Ainda assim, continuei num estado de estupidez, ou desespero melancólico, pois os meus espíritos ainda não conseguiam recuperar dos violentos choques que tinham recebido. A anfitriã acomodadora tinha realmente saído da sala e deixado-me sozinha com este cavalheiro estranho antes que eu o tivesse notado. Então notei-o sem alarme, pois agora estava sem vida e indiferente a tudo.

O cavalheiro, no entanto, não era novato em tais assuntos. Aproximou-se de mim e, sob o pretexto de me consolar, primeiro com o seu lenço secou as minhas lágrimas à medida que desciam pelas minhas faces. Logo ele se atreveu a beijar-me da minha parte, sem resistência nem cumplicidade. Sentei-me imóvel; e agora, olhando para mim como comprada pelo pagamento que tinha sido transacionado diante de mim.

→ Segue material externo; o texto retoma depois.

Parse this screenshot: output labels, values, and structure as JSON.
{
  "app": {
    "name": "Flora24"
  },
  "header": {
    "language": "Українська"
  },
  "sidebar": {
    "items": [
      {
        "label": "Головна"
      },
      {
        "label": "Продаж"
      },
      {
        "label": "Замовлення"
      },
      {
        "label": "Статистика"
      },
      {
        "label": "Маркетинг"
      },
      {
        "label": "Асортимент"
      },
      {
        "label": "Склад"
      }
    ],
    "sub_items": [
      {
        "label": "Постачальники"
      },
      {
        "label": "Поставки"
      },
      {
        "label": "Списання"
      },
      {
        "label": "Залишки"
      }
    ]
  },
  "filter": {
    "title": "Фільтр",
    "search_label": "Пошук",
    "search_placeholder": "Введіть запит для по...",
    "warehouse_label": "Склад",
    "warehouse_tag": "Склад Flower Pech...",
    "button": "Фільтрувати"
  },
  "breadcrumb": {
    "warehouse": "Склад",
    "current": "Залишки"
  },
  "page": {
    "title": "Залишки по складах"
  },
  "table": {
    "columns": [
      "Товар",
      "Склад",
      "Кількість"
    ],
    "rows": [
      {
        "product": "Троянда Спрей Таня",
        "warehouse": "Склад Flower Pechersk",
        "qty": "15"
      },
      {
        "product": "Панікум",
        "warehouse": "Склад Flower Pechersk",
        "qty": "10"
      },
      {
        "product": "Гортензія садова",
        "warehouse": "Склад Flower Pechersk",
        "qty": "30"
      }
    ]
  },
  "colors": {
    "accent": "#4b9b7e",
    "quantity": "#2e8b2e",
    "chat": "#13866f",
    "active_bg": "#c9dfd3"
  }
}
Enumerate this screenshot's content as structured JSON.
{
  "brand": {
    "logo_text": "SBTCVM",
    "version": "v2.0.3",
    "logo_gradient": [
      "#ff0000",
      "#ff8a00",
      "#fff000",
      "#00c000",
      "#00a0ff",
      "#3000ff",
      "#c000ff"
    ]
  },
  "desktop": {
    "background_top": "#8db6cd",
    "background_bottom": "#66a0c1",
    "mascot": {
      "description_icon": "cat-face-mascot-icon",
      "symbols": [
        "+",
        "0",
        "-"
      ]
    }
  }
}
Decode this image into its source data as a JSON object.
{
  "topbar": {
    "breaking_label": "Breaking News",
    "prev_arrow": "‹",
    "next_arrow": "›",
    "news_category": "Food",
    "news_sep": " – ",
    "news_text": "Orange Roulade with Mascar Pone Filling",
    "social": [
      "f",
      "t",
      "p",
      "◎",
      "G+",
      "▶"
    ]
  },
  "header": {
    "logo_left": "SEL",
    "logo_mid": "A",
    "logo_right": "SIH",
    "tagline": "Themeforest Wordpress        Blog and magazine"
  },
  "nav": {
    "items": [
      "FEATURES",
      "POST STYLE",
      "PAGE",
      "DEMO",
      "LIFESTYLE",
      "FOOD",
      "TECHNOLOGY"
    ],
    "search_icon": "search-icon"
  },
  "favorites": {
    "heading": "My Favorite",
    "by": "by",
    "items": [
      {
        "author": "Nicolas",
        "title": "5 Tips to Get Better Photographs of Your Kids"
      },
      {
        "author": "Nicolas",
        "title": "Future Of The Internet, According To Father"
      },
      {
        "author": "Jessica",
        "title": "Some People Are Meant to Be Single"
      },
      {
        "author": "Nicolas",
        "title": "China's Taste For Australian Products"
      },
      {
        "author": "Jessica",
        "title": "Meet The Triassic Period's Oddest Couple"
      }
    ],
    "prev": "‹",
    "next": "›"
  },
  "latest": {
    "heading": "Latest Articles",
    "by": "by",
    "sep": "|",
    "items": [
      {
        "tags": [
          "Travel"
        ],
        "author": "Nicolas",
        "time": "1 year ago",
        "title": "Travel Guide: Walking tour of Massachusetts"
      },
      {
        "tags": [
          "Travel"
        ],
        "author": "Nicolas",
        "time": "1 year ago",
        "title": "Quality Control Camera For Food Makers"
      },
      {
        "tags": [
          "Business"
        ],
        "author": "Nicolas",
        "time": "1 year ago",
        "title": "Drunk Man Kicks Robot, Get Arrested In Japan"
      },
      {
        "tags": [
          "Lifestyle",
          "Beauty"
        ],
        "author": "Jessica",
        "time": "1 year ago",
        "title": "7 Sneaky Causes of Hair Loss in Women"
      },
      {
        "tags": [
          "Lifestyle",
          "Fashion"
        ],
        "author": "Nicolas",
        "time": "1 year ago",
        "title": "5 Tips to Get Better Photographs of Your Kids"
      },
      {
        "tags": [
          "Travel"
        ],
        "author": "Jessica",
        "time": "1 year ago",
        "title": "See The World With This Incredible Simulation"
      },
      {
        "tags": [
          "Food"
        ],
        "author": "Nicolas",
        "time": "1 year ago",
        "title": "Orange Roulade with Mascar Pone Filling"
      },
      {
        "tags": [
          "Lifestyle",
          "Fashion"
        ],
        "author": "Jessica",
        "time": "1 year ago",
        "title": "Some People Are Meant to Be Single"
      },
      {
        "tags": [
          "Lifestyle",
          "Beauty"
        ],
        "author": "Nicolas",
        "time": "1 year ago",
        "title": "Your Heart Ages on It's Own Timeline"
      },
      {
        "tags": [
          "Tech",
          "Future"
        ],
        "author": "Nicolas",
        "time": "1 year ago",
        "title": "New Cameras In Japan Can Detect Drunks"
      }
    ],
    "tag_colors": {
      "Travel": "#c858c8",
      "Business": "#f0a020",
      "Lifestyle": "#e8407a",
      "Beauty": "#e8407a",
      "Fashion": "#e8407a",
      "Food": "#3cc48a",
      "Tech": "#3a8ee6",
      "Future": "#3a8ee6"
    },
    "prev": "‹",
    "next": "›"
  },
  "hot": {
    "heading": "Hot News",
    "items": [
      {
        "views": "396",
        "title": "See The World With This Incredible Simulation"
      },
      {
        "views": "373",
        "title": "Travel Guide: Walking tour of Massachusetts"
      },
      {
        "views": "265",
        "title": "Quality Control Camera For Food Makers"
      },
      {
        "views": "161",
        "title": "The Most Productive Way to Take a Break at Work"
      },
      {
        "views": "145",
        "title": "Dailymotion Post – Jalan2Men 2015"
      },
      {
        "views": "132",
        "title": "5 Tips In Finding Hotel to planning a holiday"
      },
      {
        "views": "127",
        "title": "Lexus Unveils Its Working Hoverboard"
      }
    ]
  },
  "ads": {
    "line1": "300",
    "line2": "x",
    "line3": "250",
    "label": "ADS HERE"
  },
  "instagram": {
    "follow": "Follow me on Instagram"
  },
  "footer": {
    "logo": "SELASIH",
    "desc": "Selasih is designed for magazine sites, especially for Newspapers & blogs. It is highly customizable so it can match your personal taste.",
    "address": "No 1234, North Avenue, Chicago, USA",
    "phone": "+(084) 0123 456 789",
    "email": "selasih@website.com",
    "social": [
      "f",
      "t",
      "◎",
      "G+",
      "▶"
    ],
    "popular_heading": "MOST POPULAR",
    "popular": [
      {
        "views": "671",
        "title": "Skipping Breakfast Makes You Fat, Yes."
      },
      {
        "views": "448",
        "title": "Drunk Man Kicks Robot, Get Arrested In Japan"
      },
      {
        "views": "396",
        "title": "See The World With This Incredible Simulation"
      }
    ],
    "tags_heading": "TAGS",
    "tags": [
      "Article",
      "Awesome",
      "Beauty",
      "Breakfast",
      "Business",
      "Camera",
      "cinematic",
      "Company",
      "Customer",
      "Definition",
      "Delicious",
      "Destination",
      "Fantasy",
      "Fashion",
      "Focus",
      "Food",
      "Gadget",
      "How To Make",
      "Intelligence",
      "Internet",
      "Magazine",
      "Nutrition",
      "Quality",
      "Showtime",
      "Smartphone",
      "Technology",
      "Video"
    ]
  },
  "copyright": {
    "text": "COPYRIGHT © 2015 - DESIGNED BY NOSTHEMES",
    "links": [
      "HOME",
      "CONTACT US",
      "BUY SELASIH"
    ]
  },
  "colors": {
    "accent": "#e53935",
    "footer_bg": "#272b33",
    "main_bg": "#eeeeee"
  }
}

Não me importei do que acontecesse ao meu corpo miserável. Querendo vida, ânimo ou coragem para opor o menor esforço, mesmo o da modéstia do meu sexo, sofri passivamente o que o cavalheiro quisesse. Este, prosseguindo insensivelmente de liberdade em liberdade, insinuou a sua mão entre o meu lenço e o meu peito, que ele manuseava à vontade. Não encontrando assim repulsa, e com tudo a favorecer, para além do esperado, a realização dos seus desejos, ele tomou-me nos braços e levou-me, sem vida ou movimento, para a cama. Na qual me deitou suavemente e, tendo-me à sua vontade, eu nem sequer soube o que ele estava a fazer, até que, recuperando de um transe de insensibilidade sem vida, o encontrei enterrado em mim, enquanto eu permanecia passiva e inocente das menores sensações de prazer. Um cadáver frio como a morte mal teria menos vida ou sentido. Assim que ele pacificou uma paixão que tinha respeitado demasiado pouco a condição em que eu me encontrava, ele saiu. E, depois de recompor a desordem das minhas roupas, ocupou-se com a maior ternura em acalmar os transportes de remorso e loucura contra mim, com que fui tomada — demasiado tarde, confesso — por ter sofrido naquela cama os abraços de um completo estranho. Rasguei os cabelos, contorci as mãos e bati no peito como uma louca. Mas quando o meu novo amo, pois nessa luz eu o via então, se dedicou a apaziguar-me, como toda a minha raiva estava direcionada contra mim mesma, nenhuma parte da qual eu me sentia permitida direcionar para ele, supliquei-lhe com mais submissão do que raiva que me deixasse sozinha, para que eu pudesse, pelo menos, desfrutar da minha aflição em paz. Isto ele recusou terminantemente, por medo, como ele fingia, de que eu me fizesse algum mal. Paixões violentas raramente duram muito, e as das mulheres menos ainda. Uma calma morta e quieta sucedeu a esta tempestade, que terminou numa profusa chuva de lágrimas.

Se alguém, apenas alguns instantes antes, me tivesse dito que alguma vez conheceria outro homem que não Charles, eu teria cuspido-lhe na cara, ou se me tivesse sido oferecida uma soma infinitamente maior do que a que vi ser paga por mim, eu teria recusado a proposta a sangue frio. Mas as nossas virtudes e os nossos vícios dependem demasiado das nossas circunstâncias. Inesperadamente cercada como fui, traída por uma mente enfraquecida por uma longa e severa aflição, e atordoada pelos terrores de uma prisão, a minha derrota parecerá mais desculpável, visto que certamente não estive presente, nem fui parte dela em nenhum sentido. No entanto, como o primeiro gozo é decisivo, e ele já tinha ultrapassado a barreira, pensei que já não tinha o direito de recusar as carícias de quem me tinha vantagem, não importa como obtida. Conformando-me então com este aforismo, considerei-me tão em seu poder que suportei os seus beijos e abraços sem fingir luta ou raiva. Não que ele, ainda assim, me desse algum prazer, ou prevalecesse sobre a aversão da minha alma para me entregar a qualquer sensação desse tipo. O que sofri, sofri por uma espécie de gratidão, e como algo natural ao que tinha acontecido.